Applying Condorcet to democracy is in many ways applying things in reverse. We know that politicians create policies that appeal to the ‘median voter’ (not to be confused with median citizen, or anything to do with ‘correctness’). Politicians work to cobble together a ‘majority’ such that the p of the majority picking them is the greatest. Significantly – policy preferences that can be sold to the majority have no similar claims as made by CJT.  Another important conclusion that can be drawn from the above is that since the options on offer can manipulate the population, it is likely that the errors are not at random.

Democratic errors don’t cancel

Benjamin Page and Bob Shapiro, in ‘The Rational Public’, argue that one of the benefits of aggregation is that errors cancel out. Errors may be seen to cancel if they are at ‘random’ but if they are heteroskedastic, and strongly predicted by sociodemographics, they are likely to have political consequences. For example, we know then that such ‘errors’ will reduce the likelihood certain constituencies from making a demand, or from coalescing into raising political demands in line with their interests.

Formation of preferences, aggregation of preferences

Applying CJT to democracy, we can roughly proxy that preferences emerge from available data. Assuming people have perfect lens to the hazy data, the “probability that the correct alternative will win under majority voting converges to the probability that the body of evidence is not misleading.” (Franz Dietrich, and Christian List, ‘A Model of Jury Decisions Where All Jurors Have the Same Evidence’)

While even the probability calculated thence is optimistic – as we know that evidence isn’t same for all jurors, and the lens of most jurors is foggy – it is a good start to thinking about the – what data is available to the jurors, and how it is used by the jurors (citizens), and what are the consequences of different information and ‘analytic lens’ distributions.

Letting experts speak

If our interest is limited to getting the ‘correct outcome’, then we ought to do better (in terms of likelihood of arriving at correct decision) by polling people with higher probabilities of getting it right.  We will also save on resources. Another version of the idea would be to do a weighted poll, with weights proportional to probability of being correct.  The optimal strategy is to have weights proportional to log p(correct)/p(incorrect).  (Nitzan and Paroush, 1982; Shapley and Grofman, 1984)
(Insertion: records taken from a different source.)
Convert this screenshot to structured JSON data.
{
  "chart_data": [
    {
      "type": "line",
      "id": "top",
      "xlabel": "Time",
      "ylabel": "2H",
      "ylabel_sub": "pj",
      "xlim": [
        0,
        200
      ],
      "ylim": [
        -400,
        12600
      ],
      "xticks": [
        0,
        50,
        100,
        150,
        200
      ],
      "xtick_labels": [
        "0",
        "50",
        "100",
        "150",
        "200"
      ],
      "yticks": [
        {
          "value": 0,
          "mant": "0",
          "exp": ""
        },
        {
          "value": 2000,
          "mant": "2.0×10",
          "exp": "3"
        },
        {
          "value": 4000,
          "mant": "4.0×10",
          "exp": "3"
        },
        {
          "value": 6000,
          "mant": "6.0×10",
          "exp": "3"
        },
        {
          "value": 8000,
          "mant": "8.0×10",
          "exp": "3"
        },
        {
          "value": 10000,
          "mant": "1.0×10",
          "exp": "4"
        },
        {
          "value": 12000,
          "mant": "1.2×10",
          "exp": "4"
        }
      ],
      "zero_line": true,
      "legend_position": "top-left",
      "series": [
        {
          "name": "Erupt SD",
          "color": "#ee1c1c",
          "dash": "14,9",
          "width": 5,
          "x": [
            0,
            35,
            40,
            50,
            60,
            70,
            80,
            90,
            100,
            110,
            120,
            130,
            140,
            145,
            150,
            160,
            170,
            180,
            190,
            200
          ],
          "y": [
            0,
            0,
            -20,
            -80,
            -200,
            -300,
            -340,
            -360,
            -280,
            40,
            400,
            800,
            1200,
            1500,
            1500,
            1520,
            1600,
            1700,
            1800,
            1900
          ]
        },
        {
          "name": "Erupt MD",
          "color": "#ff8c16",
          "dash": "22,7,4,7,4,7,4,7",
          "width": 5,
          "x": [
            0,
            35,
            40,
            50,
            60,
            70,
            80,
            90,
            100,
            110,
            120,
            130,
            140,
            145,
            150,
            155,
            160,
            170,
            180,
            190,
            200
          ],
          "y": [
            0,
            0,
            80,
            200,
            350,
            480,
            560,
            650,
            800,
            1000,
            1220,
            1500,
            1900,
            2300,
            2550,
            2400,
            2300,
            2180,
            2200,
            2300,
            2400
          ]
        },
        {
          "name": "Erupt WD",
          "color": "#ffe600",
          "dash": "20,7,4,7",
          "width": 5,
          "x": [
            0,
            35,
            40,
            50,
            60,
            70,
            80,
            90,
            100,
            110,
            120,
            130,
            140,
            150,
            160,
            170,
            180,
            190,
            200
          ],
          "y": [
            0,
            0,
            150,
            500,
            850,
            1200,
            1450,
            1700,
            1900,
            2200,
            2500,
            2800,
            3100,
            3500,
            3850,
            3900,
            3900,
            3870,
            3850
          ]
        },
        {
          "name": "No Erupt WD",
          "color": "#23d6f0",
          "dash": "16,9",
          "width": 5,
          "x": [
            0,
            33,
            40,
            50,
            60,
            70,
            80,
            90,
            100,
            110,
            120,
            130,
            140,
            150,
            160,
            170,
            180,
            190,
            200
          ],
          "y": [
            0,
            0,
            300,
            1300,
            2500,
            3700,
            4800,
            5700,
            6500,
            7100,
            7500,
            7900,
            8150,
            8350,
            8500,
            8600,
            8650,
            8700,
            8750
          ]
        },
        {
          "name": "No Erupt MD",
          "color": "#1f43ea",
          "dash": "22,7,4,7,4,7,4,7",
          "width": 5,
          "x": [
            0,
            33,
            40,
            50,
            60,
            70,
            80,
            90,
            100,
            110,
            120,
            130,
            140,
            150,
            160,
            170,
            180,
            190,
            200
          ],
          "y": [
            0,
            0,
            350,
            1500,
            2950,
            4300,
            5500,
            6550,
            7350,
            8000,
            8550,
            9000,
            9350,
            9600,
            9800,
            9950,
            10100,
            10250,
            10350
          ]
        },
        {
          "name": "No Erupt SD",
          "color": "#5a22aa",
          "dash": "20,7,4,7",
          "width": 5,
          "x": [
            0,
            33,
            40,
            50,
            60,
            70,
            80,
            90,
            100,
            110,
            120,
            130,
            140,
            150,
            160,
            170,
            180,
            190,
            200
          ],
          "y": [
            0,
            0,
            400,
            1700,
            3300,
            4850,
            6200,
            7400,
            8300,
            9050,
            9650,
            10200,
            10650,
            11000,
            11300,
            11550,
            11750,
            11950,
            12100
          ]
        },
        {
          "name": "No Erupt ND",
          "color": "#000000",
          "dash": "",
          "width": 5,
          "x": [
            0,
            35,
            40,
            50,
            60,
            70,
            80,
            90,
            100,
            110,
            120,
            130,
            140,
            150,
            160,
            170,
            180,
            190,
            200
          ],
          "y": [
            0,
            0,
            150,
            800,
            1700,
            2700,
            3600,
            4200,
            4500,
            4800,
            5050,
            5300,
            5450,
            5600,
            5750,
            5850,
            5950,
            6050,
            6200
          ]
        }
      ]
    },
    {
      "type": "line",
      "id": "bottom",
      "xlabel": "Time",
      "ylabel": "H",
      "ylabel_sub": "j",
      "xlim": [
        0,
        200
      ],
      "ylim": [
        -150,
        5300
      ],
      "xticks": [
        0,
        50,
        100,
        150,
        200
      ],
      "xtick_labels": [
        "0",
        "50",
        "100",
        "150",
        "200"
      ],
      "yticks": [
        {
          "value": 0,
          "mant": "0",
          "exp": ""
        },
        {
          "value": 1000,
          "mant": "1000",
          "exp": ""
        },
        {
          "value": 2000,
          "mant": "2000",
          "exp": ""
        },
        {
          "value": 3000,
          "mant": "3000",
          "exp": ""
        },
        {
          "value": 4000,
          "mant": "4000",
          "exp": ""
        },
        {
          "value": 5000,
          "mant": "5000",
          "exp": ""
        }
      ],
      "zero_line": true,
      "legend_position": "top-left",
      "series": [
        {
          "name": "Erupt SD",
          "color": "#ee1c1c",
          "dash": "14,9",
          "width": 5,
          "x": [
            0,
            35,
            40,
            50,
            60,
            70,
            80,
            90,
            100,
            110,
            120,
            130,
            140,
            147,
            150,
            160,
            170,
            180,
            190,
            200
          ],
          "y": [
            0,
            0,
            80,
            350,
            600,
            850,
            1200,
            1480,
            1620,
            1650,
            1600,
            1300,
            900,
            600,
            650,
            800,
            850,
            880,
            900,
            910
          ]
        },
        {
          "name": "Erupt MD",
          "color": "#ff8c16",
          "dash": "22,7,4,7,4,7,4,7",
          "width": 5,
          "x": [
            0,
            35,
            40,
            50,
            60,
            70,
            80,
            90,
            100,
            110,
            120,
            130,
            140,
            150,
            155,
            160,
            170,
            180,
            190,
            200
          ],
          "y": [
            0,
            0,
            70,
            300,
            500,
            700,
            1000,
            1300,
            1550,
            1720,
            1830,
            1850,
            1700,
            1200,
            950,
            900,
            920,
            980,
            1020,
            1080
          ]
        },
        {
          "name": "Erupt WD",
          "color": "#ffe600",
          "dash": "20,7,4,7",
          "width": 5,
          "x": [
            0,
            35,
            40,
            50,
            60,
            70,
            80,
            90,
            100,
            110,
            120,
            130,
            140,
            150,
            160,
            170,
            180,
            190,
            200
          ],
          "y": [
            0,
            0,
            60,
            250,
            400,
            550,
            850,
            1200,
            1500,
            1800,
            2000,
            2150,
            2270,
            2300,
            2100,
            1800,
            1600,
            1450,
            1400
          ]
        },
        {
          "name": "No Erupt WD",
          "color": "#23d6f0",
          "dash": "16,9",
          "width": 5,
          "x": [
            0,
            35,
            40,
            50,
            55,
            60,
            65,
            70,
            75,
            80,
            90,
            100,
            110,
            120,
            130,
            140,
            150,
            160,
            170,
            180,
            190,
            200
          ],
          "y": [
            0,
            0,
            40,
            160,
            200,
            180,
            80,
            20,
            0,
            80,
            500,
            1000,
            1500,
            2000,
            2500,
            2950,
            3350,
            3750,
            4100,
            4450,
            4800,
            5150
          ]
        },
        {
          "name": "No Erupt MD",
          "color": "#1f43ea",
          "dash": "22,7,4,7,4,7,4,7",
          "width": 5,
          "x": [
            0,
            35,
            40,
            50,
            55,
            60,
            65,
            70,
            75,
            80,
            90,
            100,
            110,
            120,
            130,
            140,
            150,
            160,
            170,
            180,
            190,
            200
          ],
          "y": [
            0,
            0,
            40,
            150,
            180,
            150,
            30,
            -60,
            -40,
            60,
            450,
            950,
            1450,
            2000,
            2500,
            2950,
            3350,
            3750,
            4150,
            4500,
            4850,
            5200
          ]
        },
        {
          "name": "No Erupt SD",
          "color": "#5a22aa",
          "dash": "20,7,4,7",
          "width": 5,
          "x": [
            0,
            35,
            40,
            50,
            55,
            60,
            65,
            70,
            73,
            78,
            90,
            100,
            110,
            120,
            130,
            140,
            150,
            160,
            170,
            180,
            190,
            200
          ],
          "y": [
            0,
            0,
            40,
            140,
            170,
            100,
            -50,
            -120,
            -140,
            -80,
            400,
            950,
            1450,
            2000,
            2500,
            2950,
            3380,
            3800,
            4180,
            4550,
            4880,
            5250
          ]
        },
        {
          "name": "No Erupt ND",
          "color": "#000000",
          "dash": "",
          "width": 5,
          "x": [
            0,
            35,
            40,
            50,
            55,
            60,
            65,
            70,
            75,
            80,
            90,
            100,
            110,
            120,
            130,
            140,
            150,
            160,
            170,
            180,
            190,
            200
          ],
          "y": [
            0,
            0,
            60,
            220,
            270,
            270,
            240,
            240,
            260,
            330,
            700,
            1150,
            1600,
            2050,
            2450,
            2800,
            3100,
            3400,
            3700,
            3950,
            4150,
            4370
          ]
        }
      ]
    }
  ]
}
It isn’t as much a contention as a prelude to the following conclusion – Any serious engagement with epistemic worthiness as a prime motive in governance will probably mean serious adjustments to the shape and nature of democracy, and in all likelihood abandonment of mass democracy.

When 60% differs from 51%

The key consideration in CJT is choosing the ‘right’ option from the two on offer. Under this system, 51% doesn’t quite differ from 60% or 90% for all yield the same ‘right choice’. Politics works differently – presidents tout and base their policy agendas on ‘mandates’, Congress and Senate have a slew of procedural and legislative rule that buckle under larger numbers. Thinking about Congress and Senate brings new complications, and here’s why – while election of each member may be justified by CJT, the benefit produced by elected representatives needs another round of aggregation – without some of the large n benefits of mass democracy. Here again we may note – as McCarty and Poole have relentlessly shown – that the ‘jury’ is extremely ‘non-independent’, prone to systematic biases, etc. In addition, no longer is choice limited to two – though each choice task can be broken down into a series of Boolean decisions (arriving at the ‘right decision’ in this kind of linear aggregation over choice spectrum will follow a complex function of p(correct choice) for each binary decision.

In Summary

Conjectures about epistemic utility of electoral democracy are particularly rife with problems when seen through the lens of Condorcet. This isn’t to say that no such benefits exist but that alternate frameworks are needed to understand those benefits.